Failed to initialize instance-specific member variable correctly because I was calling the wrong constructor

struct Foo {
  bool m_B;
  Foo(Bar& bar) : m_B(true) { /*do something else with bar*/ }
};
struct Baz : public Foo {
  Baz(Foo& foo):Foo(foo) {}
};

Thinking that Baz::Baz(Foo&) was calling the defined construct-from-reference-to-bar constructor that would initialize m_B to a particular state when in fact I was calling the compiler-generated copy constructor that would not.

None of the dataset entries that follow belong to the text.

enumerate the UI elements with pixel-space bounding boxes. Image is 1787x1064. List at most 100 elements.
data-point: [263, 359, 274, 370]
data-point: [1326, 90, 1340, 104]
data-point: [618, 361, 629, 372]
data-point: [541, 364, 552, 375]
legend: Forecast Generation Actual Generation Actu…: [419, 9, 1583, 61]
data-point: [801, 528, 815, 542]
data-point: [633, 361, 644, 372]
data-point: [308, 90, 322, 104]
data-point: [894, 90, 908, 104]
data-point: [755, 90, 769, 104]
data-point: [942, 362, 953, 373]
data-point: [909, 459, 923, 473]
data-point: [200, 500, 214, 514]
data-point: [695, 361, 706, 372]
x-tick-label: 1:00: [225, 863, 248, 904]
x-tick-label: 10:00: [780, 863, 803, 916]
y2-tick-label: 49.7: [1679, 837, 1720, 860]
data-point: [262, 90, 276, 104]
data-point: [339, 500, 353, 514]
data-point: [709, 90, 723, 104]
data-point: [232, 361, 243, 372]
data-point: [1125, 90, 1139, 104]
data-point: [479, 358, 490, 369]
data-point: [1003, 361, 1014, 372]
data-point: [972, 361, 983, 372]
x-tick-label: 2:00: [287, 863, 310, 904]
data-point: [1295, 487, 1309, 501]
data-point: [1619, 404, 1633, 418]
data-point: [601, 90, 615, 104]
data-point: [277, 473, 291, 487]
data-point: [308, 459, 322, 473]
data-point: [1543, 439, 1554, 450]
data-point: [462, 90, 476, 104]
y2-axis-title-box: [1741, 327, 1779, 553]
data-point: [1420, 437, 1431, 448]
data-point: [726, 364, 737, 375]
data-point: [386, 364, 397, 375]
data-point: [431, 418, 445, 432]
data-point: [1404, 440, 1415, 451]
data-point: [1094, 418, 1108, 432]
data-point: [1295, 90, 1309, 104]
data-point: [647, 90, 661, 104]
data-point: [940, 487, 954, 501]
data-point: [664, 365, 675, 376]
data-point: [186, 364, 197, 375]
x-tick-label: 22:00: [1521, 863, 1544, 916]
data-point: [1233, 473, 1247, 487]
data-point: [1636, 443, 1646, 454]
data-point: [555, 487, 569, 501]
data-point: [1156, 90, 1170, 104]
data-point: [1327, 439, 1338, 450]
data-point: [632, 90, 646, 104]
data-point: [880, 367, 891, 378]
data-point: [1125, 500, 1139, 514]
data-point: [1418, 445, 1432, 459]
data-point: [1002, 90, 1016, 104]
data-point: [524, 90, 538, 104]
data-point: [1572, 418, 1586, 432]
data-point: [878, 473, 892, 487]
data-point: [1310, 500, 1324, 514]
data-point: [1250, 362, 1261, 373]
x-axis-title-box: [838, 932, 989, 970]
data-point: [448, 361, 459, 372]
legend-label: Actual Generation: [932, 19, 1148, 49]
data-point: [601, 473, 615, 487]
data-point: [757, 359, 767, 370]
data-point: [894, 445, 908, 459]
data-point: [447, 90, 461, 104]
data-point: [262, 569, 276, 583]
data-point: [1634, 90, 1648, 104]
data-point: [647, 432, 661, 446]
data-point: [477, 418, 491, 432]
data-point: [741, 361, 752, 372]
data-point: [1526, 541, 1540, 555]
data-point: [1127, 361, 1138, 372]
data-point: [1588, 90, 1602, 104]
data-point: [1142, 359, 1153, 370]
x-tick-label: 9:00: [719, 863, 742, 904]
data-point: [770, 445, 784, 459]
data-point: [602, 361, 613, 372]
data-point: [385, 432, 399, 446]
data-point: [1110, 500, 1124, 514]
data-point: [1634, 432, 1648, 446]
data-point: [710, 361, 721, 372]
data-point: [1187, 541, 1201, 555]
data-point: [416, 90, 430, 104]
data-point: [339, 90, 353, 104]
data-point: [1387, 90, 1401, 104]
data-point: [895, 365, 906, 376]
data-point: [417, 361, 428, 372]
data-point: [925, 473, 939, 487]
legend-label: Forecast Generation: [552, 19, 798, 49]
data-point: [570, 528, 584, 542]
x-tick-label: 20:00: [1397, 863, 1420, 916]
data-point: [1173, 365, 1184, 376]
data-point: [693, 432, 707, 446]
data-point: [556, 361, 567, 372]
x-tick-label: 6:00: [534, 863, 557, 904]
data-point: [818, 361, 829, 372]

Yet another case of pay attention-to-what-you’re-doing. The thing that got me this time was that this codebase doesn’t have a lot of construct-from-reference, so led to the trap of if it compiles, it’s probably OK.

Quite possibly this was fallout from yesterday’s the slicing-inheritance bug where I changed inheritance to a pointer-member, but didn’t change the construction call.

Use of uninitialized system

Calling functions in a particular system without having called the appropriate System::Init() function. The results aren’t pretty.

This was caused by carelessness when un-shelving a partial rework of the init and use of the particular system.

Keeping track of where particular code is being called requires extra effort when managing multiple versions of the same files. Clearly, I’m too easy to confuse and need to be more careful, and to work with fewer variations.

In general, checks/asserts in the external interfaces to a system are probably worthwhile to catch this kind of thing a little sooner.

Yet another uninitialized member variable crash

In a rework of a rework of a rework of some code I lost a couple of struct member initializers.

Init to zero, all works as expected. Sigh.

End of day reflection:

Making changes to a previously-working system, it would have been profitable to spend some time to capture the known-good output (and a record of the known-extant bugs) at the start of the process. I spent some time reverting all my changes and re-building to confirm my analysis of these things, which was not the most efficient approach.